During his interview for the Pollard Review, Mr Paxman said: "It was, I would say, common gossip that Jimmy Savile liked, you know, young - it was always assumed to be girls.
"I don't know whether it was girls or boys. But I had no evidence of it, and I never saw anything that made me take it more seriously than it was common gossip."
But, describing why he felt the shelving of the Newsnight investigation had been wrong, he said: "These people prey upon children in vulnerable situations and when the children complain they are not believed.
"I thought that we had behaved just like many other authorities and I didn't like it."
Meanwhile, Mr Paxman's fellow Newsnight presenter, Kirsty Wark, said there "was definitely a communications problem" between Mr Rippon and the journalists working on the Savile investigation.
Acting director general Tim Davie said that by releasing the transcripts, the BBC was being "open and transparent in its handling of this unhappy chapter in our history".
But he said details had been removed for reasons of defamation, data privacy, protection of confidential sources, anonymity for victims of sexual assault, potential prejudice to or interference with police investigations or ongoing criminal proceedings, legal professional privilege and confidentiality - where a genuine and identifiable interest of the BBC is at stake.

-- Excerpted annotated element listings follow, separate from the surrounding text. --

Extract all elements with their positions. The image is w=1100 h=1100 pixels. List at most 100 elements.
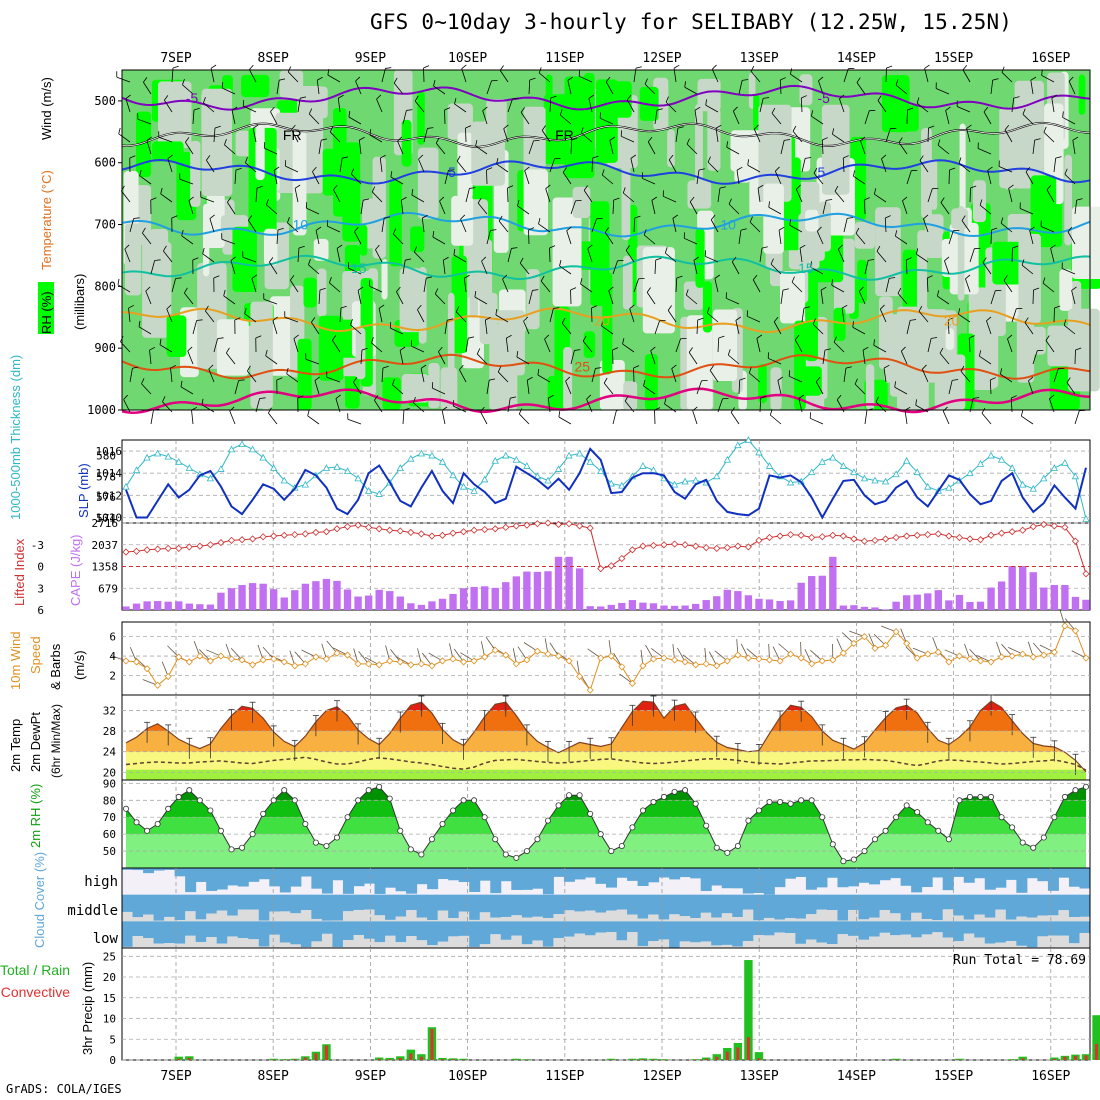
wind-barb	[612, 410, 617, 425]
cloud-low-gap	[437, 941, 449, 948]
surface-wind-barb	[1064, 618, 1076, 632]
cloud-middle-bar	[185, 894, 197, 912]
rh-patch	[644, 354, 658, 410]
wind-barb	[916, 102, 929, 113]
wind-speed-line-point	[618, 663, 626, 671]
precip-convective-bar	[419, 1056, 423, 1060]
wind-barb	[812, 323, 824, 335]
cloud-low-gap	[195, 941, 207, 948]
wind-barb	[693, 260, 698, 275]
cloud-middle-bar	[500, 894, 512, 917]
cloud-middle-gap	[648, 914, 660, 922]
cloud-low-gap	[122, 946, 134, 948]
temp-band	[126, 731, 1086, 752]
cloud-high-bar	[279, 868, 291, 893]
wind-barb-flag	[234, 317, 241, 321]
cloud-high-bar	[763, 868, 775, 895]
cloud-low-gap	[890, 935, 902, 948]
cloud-low-bar	[627, 921, 639, 933]
cloud-low-bar	[385, 921, 397, 936]
cloud-low-gap	[364, 938, 376, 948]
wind-barb-flag	[810, 261, 812, 268]
wind-barb-flag	[314, 376, 320, 381]
thickness-line-point	[607, 479, 615, 487]
cloud-middle-bar	[563, 894, 575, 911]
cloud-high-bar	[753, 868, 765, 893]
precip-total-bar	[955, 1058, 964, 1060]
wind-barb	[502, 278, 509, 293]
wind-barb	[369, 134, 383, 143]
thickness-line-point	[786, 478, 795, 486]
wind-barb	[528, 140, 534, 155]
cape-bar	[196, 604, 204, 610]
wind-barb-flag	[940, 197, 945, 203]
wind-barb	[285, 165, 299, 173]
wind-barb	[221, 238, 236, 245]
cape-bar	[597, 606, 605, 610]
wind-barb	[439, 200, 446, 215]
wind-barb	[937, 295, 950, 305]
wind-barb	[630, 158, 635, 173]
wind-barb-flag	[651, 196, 658, 201]
wind-speed-line-point	[386, 657, 394, 665]
precip-convective-bar	[177, 1058, 181, 1060]
rh-patch	[545, 74, 553, 134]
cloud-low-bar	[290, 921, 302, 945]
rh2m-line-point	[333, 834, 340, 841]
wind-barb	[418, 158, 425, 173]
wind-barb	[243, 105, 257, 113]
wind-barb	[459, 369, 467, 383]
rh2m-line-point	[639, 807, 646, 814]
wind-barb	[208, 368, 215, 383]
wind-speed-line-point	[671, 656, 679, 664]
wind-barb-flag	[733, 106, 738, 112]
wind-barb-flag	[613, 197, 620, 201]
wind-barb-flag	[427, 127, 434, 129]
precip-total-bar	[385, 1057, 394, 1060]
rh2m-line-point	[323, 843, 330, 850]
lifted-index-line-point	[491, 525, 499, 533]
wind-barb-flag	[647, 136, 653, 143]
wind-speed-line-point	[660, 654, 668, 662]
cloud-low-gap	[279, 942, 291, 948]
wind-barb-flag	[876, 245, 881, 252]
wind-barb	[312, 171, 320, 185]
rh-patch	[1023, 118, 1038, 157]
lifted-index-line-point	[607, 562, 615, 570]
date-label-bottom: 12SEP	[642, 1069, 681, 1084]
thickness-line-point	[259, 453, 267, 461]
rh2m-line-point	[850, 856, 857, 863]
wind-barb-flag	[735, 316, 742, 321]
rh-label: RH (%)	[39, 291, 54, 334]
cloud-low-gap	[953, 941, 965, 948]
wind-barb	[1067, 231, 1076, 245]
cloud-high-bar	[227, 868, 239, 886]
wind-barb	[1041, 75, 1055, 83]
cloud-low-bar	[395, 921, 407, 943]
thickness-line-point	[523, 462, 531, 469]
wind-barb-flag	[612, 347, 619, 351]
wind-barb	[1001, 71, 1013, 83]
wind-barb-flag	[559, 260, 562, 267]
wind-barb	[1045, 340, 1055, 353]
cloud-high-bar	[1079, 868, 1091, 889]
thickness-line-point	[270, 464, 278, 471]
cloud-low-bar	[342, 921, 354, 940]
wind-barb	[381, 68, 386, 83]
wind-barb	[375, 249, 383, 263]
cloud-high-bar	[385, 868, 397, 888]
cloud-high-bar	[258, 868, 270, 880]
lifted-index-line-point	[438, 531, 447, 539]
rh2m-line-point	[460, 797, 467, 804]
wind-barb	[276, 230, 279, 245]
rh-patch	[707, 108, 721, 171]
wind-barb	[689, 201, 698, 215]
cape-bar	[354, 596, 362, 610]
wind-barb	[541, 130, 551, 143]
rh2m-line-point	[924, 819, 931, 826]
rh-patch	[697, 78, 721, 112]
cape-bar	[839, 605, 848, 610]
cape-bar	[375, 589, 383, 610]
wind-barb	[1040, 226, 1055, 233]
wind-barb-flag	[434, 288, 439, 295]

He added: "It has not been an entirely comfortable process for us to go through but it is right that we did it this way.
"It is important that the BBC now moves forward with the lessons learned and continues to regain the public's trust."
Speaking after the documents' publication, Lord Patten said: "These documents paint a very unhappy picture, but the BBC needs to be open - more open than others would be - in confronting the facts that lie behind Nick Pollard's report.
"A limited amount of text has been blacked out for legal reasons, but no-one could say that the effect has been to sanitise this material, which again puts a spotlight on some of our failings. We need to acknowledge these shortcomings and learn from them."
Conservative peer and former party treasurer Lord McAlpine has accused the BBC of behaving like the "secret service" by using redactions of the inquiry transcripts to censor criticism of senior executives.
The peer was falsely accused of child abuse after a BBC Newsnight broadcast. He was not named on the programme but was wrongly identified on social media outlets and by some blogs that incorrectly speculated about the person's identity.
In a report on that broadcast, BBC Scotland director Ken MacQuarrie found Newsnight staff had failed to complete "basic journalistic checks".
The Pollard Review was set up by the BBC to decide if there were management failings over the six-week Savile investigation, which was dropped by Newsnight in December 2011.
The report, headed by former head of Sky News Nick Pollard and published in December, concluded the decision to shelve the investigation was "seriously flawed" but "done in good faith".
It dismissed claims it was dropped to protect tribute shows to Savile, and found no evidence of a cover-up, but was highly critical of BBC bosses in describing "chaos and confusion" and "leadership in short supply".
The BBC accepted the findings in full and the corporation announced a series of staff changes after it was published.
Another review led by Dame Janet Smith, looking at the culture and practices of the BBC during the years in which Savile worked there, is expected next year.